I am trying to solve the following problem:
Let $T = (V,E)$ be a Tree with $n = |V|$ nodes.
Let $b$ denote the number of leaves and $z$ the number of nodes with degree $2$.
I want to show that $$ b + z \geq \frac{n}{2}. $$
I want to use the Handshake lemma $$ \sum_{v \in V} \deg(v) = 2 | E | = 2(n-1), $$ but this hasn't brought me far.
EDIT
Using the suggestion from @Batominovski:
We know there are $n - b -z$ nodes with degree at least three.

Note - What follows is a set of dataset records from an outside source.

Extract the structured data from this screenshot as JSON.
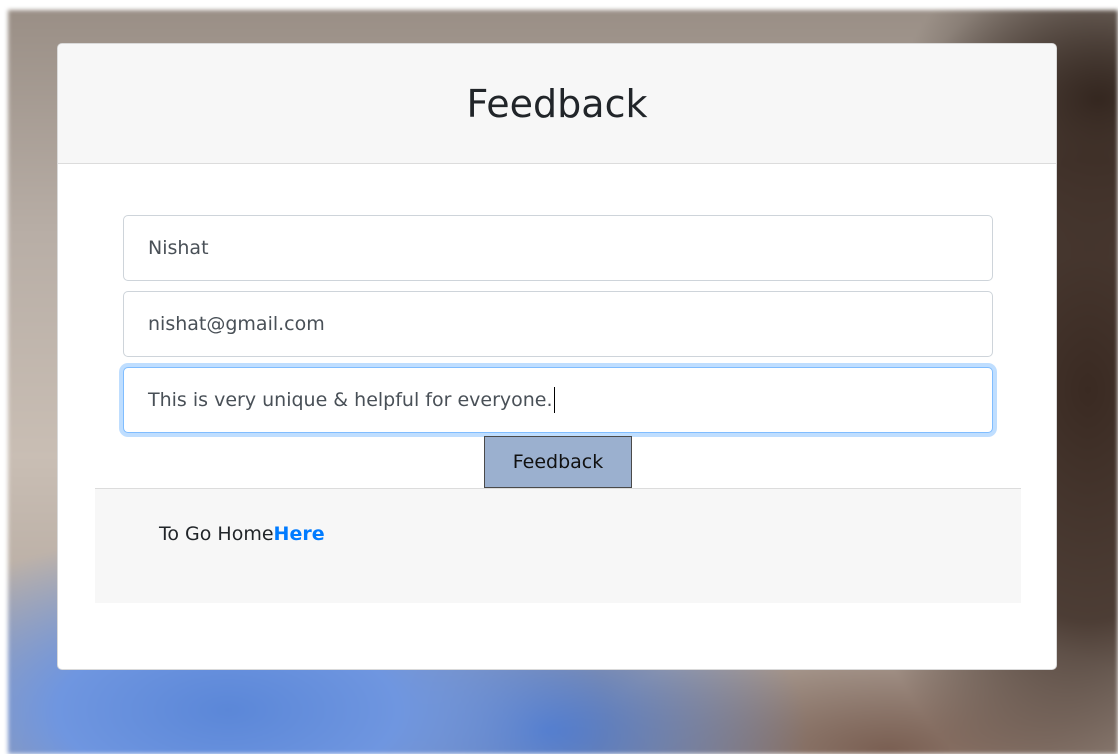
{
  "page": {
    "title": "Feedback"
  },
  "form": {
    "name_value": "Nishat",
    "email_value": "nishat@gmail.com",
    "message_value": "This is very unique & helpful for everyone.",
    "submit_label": "Feedback"
  },
  "footer": {
    "text": "To Go Home",
    "link_label": "Here"
  },
  "colors": {
    "link": "#007bff",
    "button_bg": "#9bb0cf",
    "focus_ring": "#80bdff"
  }
}
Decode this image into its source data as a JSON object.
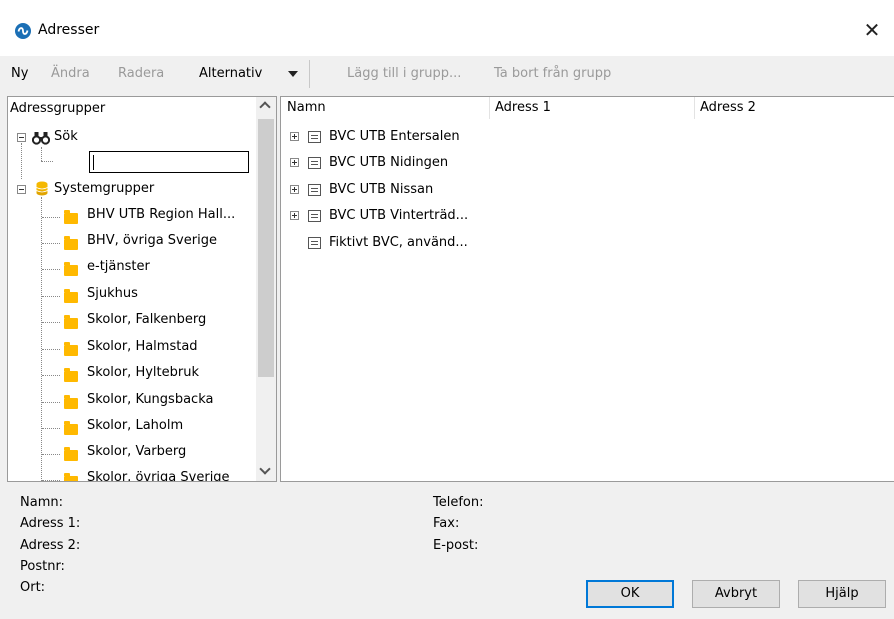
{
  "window": {
    "title": "Adresser",
    "close_glyph": "✕"
  },
  "toolbar": {
    "new": "Ny",
    "edit": "Ändra",
    "delete": "Radera",
    "options": "Alternativ",
    "add_to_group": "Lägg till i grupp...",
    "remove_from_group": "Ta bort från grupp"
  },
  "tree": {
    "header": "Adressgrupper",
    "search_label": "Sök",
    "search_value": "",
    "system_groups_label": "Systemgrupper",
    "groups": [
      "BHV UTB Region Hall...",
      "BHV, övriga Sverige",
      "e-tjänster",
      "Sjukhus",
      "Skolor, Falkenberg",
      "Skolor, Halmstad",
      "Skolor, Hyltebruk",
      "Skolor, Kungsbacka",
      "Skolor, Laholm",
      "Skolor, Varberg",
      "Skolor, övriga Sverige"
    ]
  },
  "list": {
    "columns": [
      "Namn",
      "Adress 1",
      "Adress 2"
    ],
    "rows": [
      "BVC UTB Entersalen",
      "BVC UTB Nidingen",
      "BVC UTB Nissan",
      "BVC UTB Vinterträd...",
      "Fiktivt BVC, använd..."
    ]
  },
  "details": {
    "name": "Namn:",
    "address1": "Adress 1:",
    "address2": "Adress 2:",
    "postcode": "Postnr:",
    "city": "Ort:",
    "phone": "Telefon:",
    "fax": "Fax:",
    "email": "E-post:"
  },
  "buttons": {
    "ok": "OK",
    "cancel": "Avbryt",
    "help": "Hjälp"
  },
  "colors": {
    "folder": "#ffb900",
    "db": "#f5b800",
    "accent": "#0078d7"
  }
}
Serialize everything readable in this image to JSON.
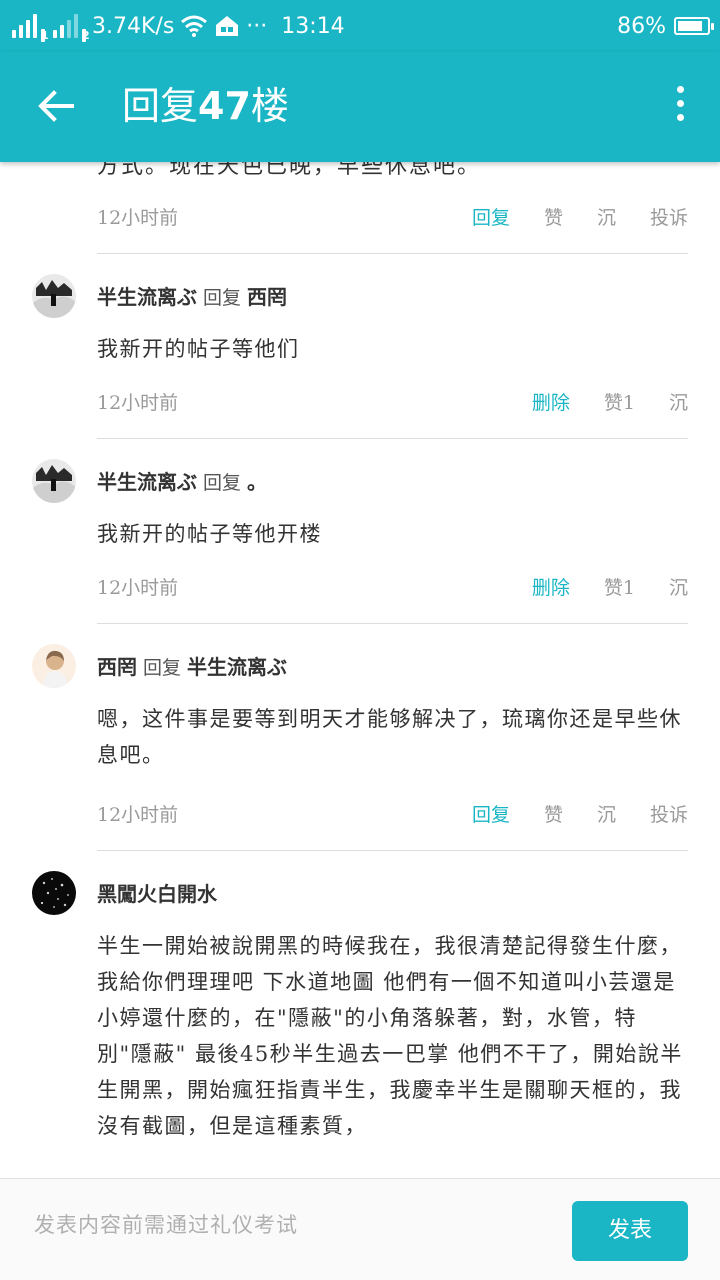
{
  "status_bar": {
    "sim1": "1",
    "sim2": "2",
    "speed": "3.74K/s",
    "dots": "···",
    "time": "13:14",
    "battery": "86%",
    "battery_level": 0.86
  },
  "app_bar": {
    "title_prefix": "回复",
    "title_number": "47",
    "title_suffix": "楼"
  },
  "top_partial": {
    "text": "方式。现在天色已晚，早些休息吧。",
    "time": "12小时前",
    "actions": [
      "回复",
      "赞",
      "沉",
      "投诉"
    ]
  },
  "comments": [
    {
      "author": "半生流离ぶ",
      "reply_word": "回复",
      "target": "西罔",
      "body": "我新开的帖子等他们",
      "time": "12小时前",
      "actions": [
        "删除",
        "赞1",
        "沉"
      ]
    },
    {
      "author": "半生流离ぶ",
      "reply_word": "回复",
      "target": "。",
      "body": "我新开的帖子等他开楼",
      "time": "12小时前",
      "actions": [
        "删除",
        "赞1",
        "沉"
      ]
    },
    {
      "author": "西罔",
      "reply_word": "回复",
      "target": "半生流离ぶ",
      "body": "嗯，这件事是要等到明天才能够解决了，琉璃你还是早些休息吧。",
      "time": "12小时前",
      "actions": [
        "回复",
        "赞",
        "沉",
        "投诉"
      ]
    },
    {
      "author": "黑闖火白開水",
      "body": "半生一開始被說開黑的時候我在，我很清楚記得發生什麼，我給你們理理吧 下水道地圖 他們有一個不知道叫小芸還是小婷還什麼的，在\"隱蔽\"的小角落躲著，對，水管，特別\"隱蔽\" 最後45秒半生過去一巴掌 他們不干了，開始說半生開黑，開始瘋狂指責半生，我慶幸半生是關聊天框的，我沒有截圖，但是這種素質，"
    }
  ],
  "bottom_bar": {
    "placeholder": "发表内容前需通过礼仪考试",
    "send_label": "发表"
  }
}
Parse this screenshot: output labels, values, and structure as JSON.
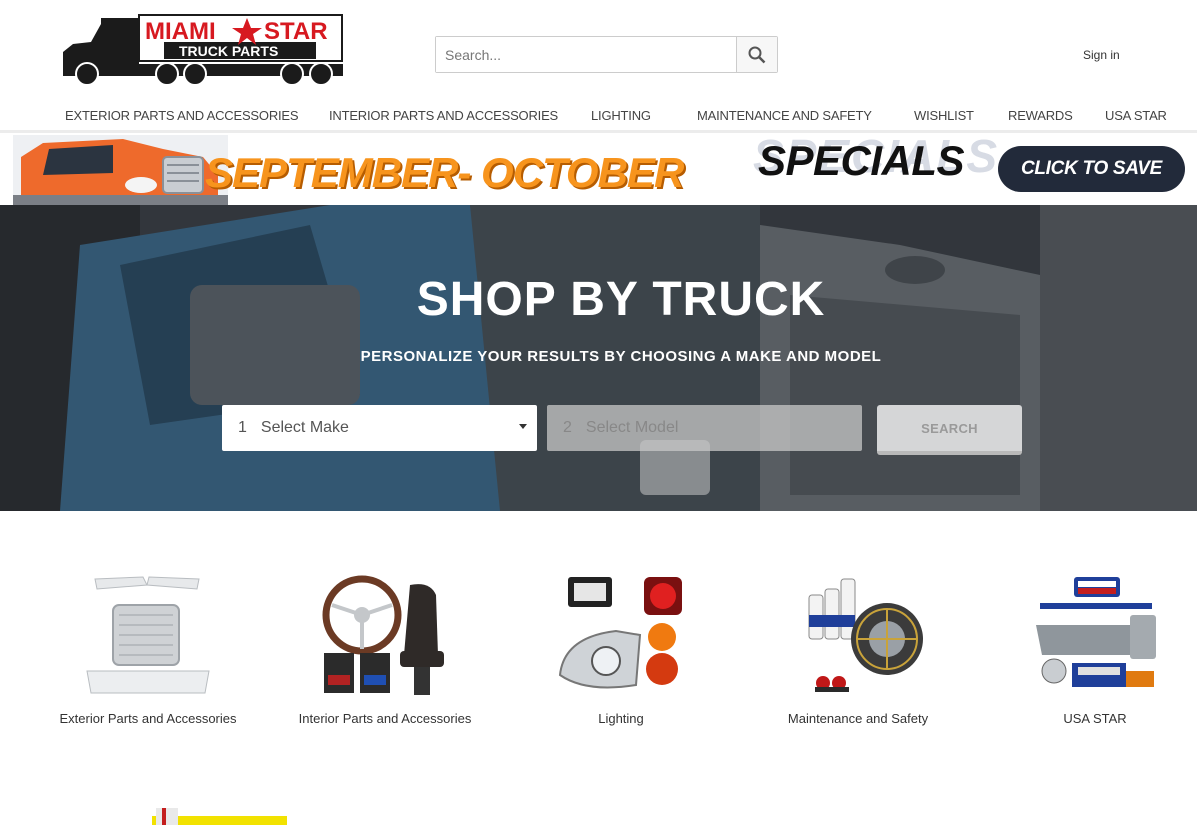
{
  "header": {
    "logo_alt": "MIAMI STAR TRUCK PARTS",
    "logo_line1": "MIAMI",
    "logo_line2": "STAR",
    "logo_line3": "TRUCK PARTS",
    "search_placeholder": "Search...",
    "signin": "Sign in"
  },
  "nav": {
    "items": [
      {
        "label": "EXTERIOR PARTS AND ACCESSORIES"
      },
      {
        "label": "INTERIOR PARTS AND ACCESSORIES"
      },
      {
        "label": "LIGHTING"
      },
      {
        "label": "MAINTENANCE AND SAFETY"
      },
      {
        "label": "WISHLIST"
      },
      {
        "label": "REWARDS"
      },
      {
        "label": "USA STAR"
      }
    ]
  },
  "banner": {
    "title": "SEPTEMBER- OCTOBER",
    "specials": "SPECIALS",
    "cta": "CLICK TO SAVE"
  },
  "hero": {
    "title": "SHOP BY TRUCK",
    "subtitle": "PERSONALIZE YOUR RESULTS BY CHOOSING A MAKE AND MODEL",
    "make_num": "1",
    "make_label": "Select Make",
    "model_num": "2",
    "model_label": "Select Model",
    "search_label": "SEARCH"
  },
  "categories": [
    {
      "label": "Exterior Parts and Accessories"
    },
    {
      "label": "Interior Parts and Accessories"
    },
    {
      "label": "Lighting"
    },
    {
      "label": "Maintenance and Safety"
    },
    {
      "label": "USA STAR"
    }
  ],
  "colors": {
    "brand_red": "#d71920",
    "banner_orange": "#f7941d",
    "cta_navy": "#222a3a"
  }
}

The handshake lemma thus gives: $$ b + 2z + 3(n - b - z) \leq \sum_{v \in V} \deg(v) = 2(n - 1) $$ Simplification yields $$ -2b - z + 3n \leq 2n - 2, $$ and further $$ n + 2 \leq 2b + z. $$ Finally $$ \frac{n}{2} + 1 \leq b + \frac{z}{2}. $$
Hint: We have a stronger inequality $b+\dfrac{z}{2}\geq \dfrac{n}{2}+1$ if $n>1$ (where the equality holds if and only if the maximum degree of $T$ is at most $3$). Show that $$b+2z+3(n-b-z)\leq \sum\limits_{v\in V}\,\deg(v)\,.$$